Personal information
- Born: March 22, 2001 (age 25) Gilmer, Texas, U.S.
- Listed height: 6 ft 0 in (1.83 m)
- Listed weight: 212 lb (96 kg)

Career information
- High school: Gilmer
- College: Houston Baptist (2019–2020) Middle Tennessee (2021–2023)
- NFL draft: 2024: undrafted

Career history
- New Orleans Saints (2024–2025)*; Dallas Renegades (2026); Green Bay Packers (2026)*;
- * Offseason or practice squad member only
- Stats at Pro Football Reference

= Tra Fluellen =

American football player (born 2001)

Travion "Tra" Fluellen (/fluːˈɛlən/ floo-ELL-ən; born March 22, 2001) is an American professional football safety. He played college football for the Houston Baptist Huskies and the Middle Tennessee Blue Raiders.

==Early life==
Travion Fluellen was born on March 22, 2001, in Gilmer, Texas. He attended Gilmer High School in Gilmer, Texas, where he participated in football, basketball, and track. During his senior year, Fluellen recorded 46 receptions for 1,006 yards as a wide receiver.

==College career==
Fluellen enrolled at Houston Baptist University, playing as a safety from 2019 to 2020. In his freshman year (2019), he recorded 101 tackles and 2 interceptions, and getting a place on the HERO Sports Freshman All-America First Team and a finalist position for the Jerry Rice Award. In 2020, he contributed 25 tackles and 1 interception.

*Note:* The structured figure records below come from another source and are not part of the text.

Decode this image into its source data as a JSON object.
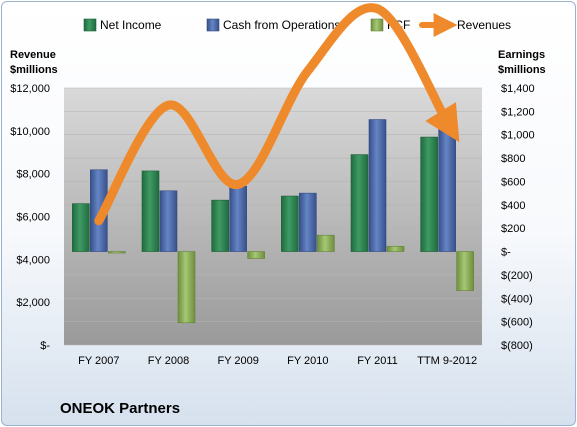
{
  "chart_data": {
    "type": "bar",
    "categories": [
      "FY 2007",
      "FY 2008",
      "FY 2009",
      "FY 2010",
      "FY 2011",
      "TTM 9-2012"
    ],
    "series": [
      {
        "name": "Net Income",
        "axis": "right",
        "kind": "bar",
        "color": "#2e8b57",
        "values": [
          410,
          690,
          440,
          475,
          830,
          980
        ]
      },
      {
        "name": "Cash from Operations",
        "axis": "right",
        "kind": "bar",
        "color": "#4f6fb0",
        "values": [
          700,
          520,
          560,
          500,
          1130,
          1105
        ]
      },
      {
        "name": "FCF",
        "axis": "right",
        "kind": "bar",
        "color": "#8fb85a",
        "values": [
          -6,
          -610,
          -60,
          140,
          45,
          -335
        ]
      },
      {
        "name": "Revenues",
        "axis": "left",
        "kind": "line",
        "color": "#ee8a2b",
        "values": [
          5800,
          11200,
          7500,
          12800,
          15700,
          10400
        ]
      }
    ],
    "left_axis": {
      "label_line1": "Revenue",
      "label_line2": "$millions",
      "min": 0,
      "max": 12000,
      "ticks": [
        {
          "value": 0,
          "label": "$-"
        },
        {
          "value": 2000,
          "label": "$2,000"
        },
        {
          "value": 4000,
          "label": "$4,000"
        },
        {
          "value": 6000,
          "label": "$6,000"
        },
        {
          "value": 8000,
          "label": "$8,000"
        },
        {
          "value": 10000,
          "label": "$10,000"
        },
        {
          "value": 12000,
          "label": "$12,000"
        }
      ]
    },
    "right_axis": {
      "label_line1": "Earnings",
      "label_line2": "$millions",
      "min": -800,
      "max": 1400,
      "ticks": [
        {
          "value": -800,
          "label": "$(800)"
        },
        {
          "value": -600,
          "label": "$(600)"
        },
        {
          "value": -400,
          "label": "$(400)"
        },
        {
          "value": -200,
          "label": "$(200)"
        },
        {
          "value": 0,
          "label": "$-"
        },
        {
          "value": 200,
          "label": "$200"
        },
        {
          "value": 400,
          "label": "$400"
        },
        {
          "value": 600,
          "label": "$600"
        },
        {
          "value": 800,
          "label": "$800"
        },
        {
          "value": 1000,
          "label": "$1,000"
        },
        {
          "value": 1200,
          "label": "$1,200"
        },
        {
          "value": 1400,
          "label": "$1,400"
        }
      ]
    },
    "legend_position": "top",
    "grid": true
  },
  "legend": {
    "net_income": "Net Income",
    "cash_ops": "Cash from Operations",
    "fcf": "FCF",
    "revenues": "Revenues"
  },
  "company_name": "ONEOK Partners"
}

In 2021, Fluellen transferred to Middle Tennessee State University (MTSU), where he played three seasons (2021–2023). At MTSU, he had 197 tackles, 3 interceptions, and 14 pass breakups. His senior year had inclusions on the Bronco Nagurski Watch List, Paycom Jim Thorpe Award Watch List, and Senior Bowl Watch List, as well as Honorable Mention All-Conference USA (CUSA) honors. He also received Honorable Mention All-CUSA in 2022 and was named to the Second Team PFF College All-CUSA. Fluellen served as a permanent team captain in 2023.

==Professional career==

Pre-draft measurables
| Height | Weight | Arm length | Hand span | Wingspan | Bench press |
| 6 ft 0+5⁄8 in (1.84 m) | 212 lb (96 kg) | 31 in (0.79 m) | 9+5⁄8 in (0.24 m) | 6 ft 3+7⁄8 in (1.93 m) | 16 reps |
All values from Pro Day

===New Orleans Saints===
After going unselected in the 2024 NFL draft, Fluellen signed with the New Orleans Saints as an undrafted free agent. He signed a reserve/future contract with New Orleans on January 6, 2025. On June 20, Fluellen was waived by the Saints.

===Dallas Renegades===
On January 13, 2026, Fluellen was selected by the Dallas Renegades in the 2026 UFL Draft.

===Green Bay Packers===
On August 11, 2026, Fluellen signed with the Green Bay Packers. He was waived on August 29.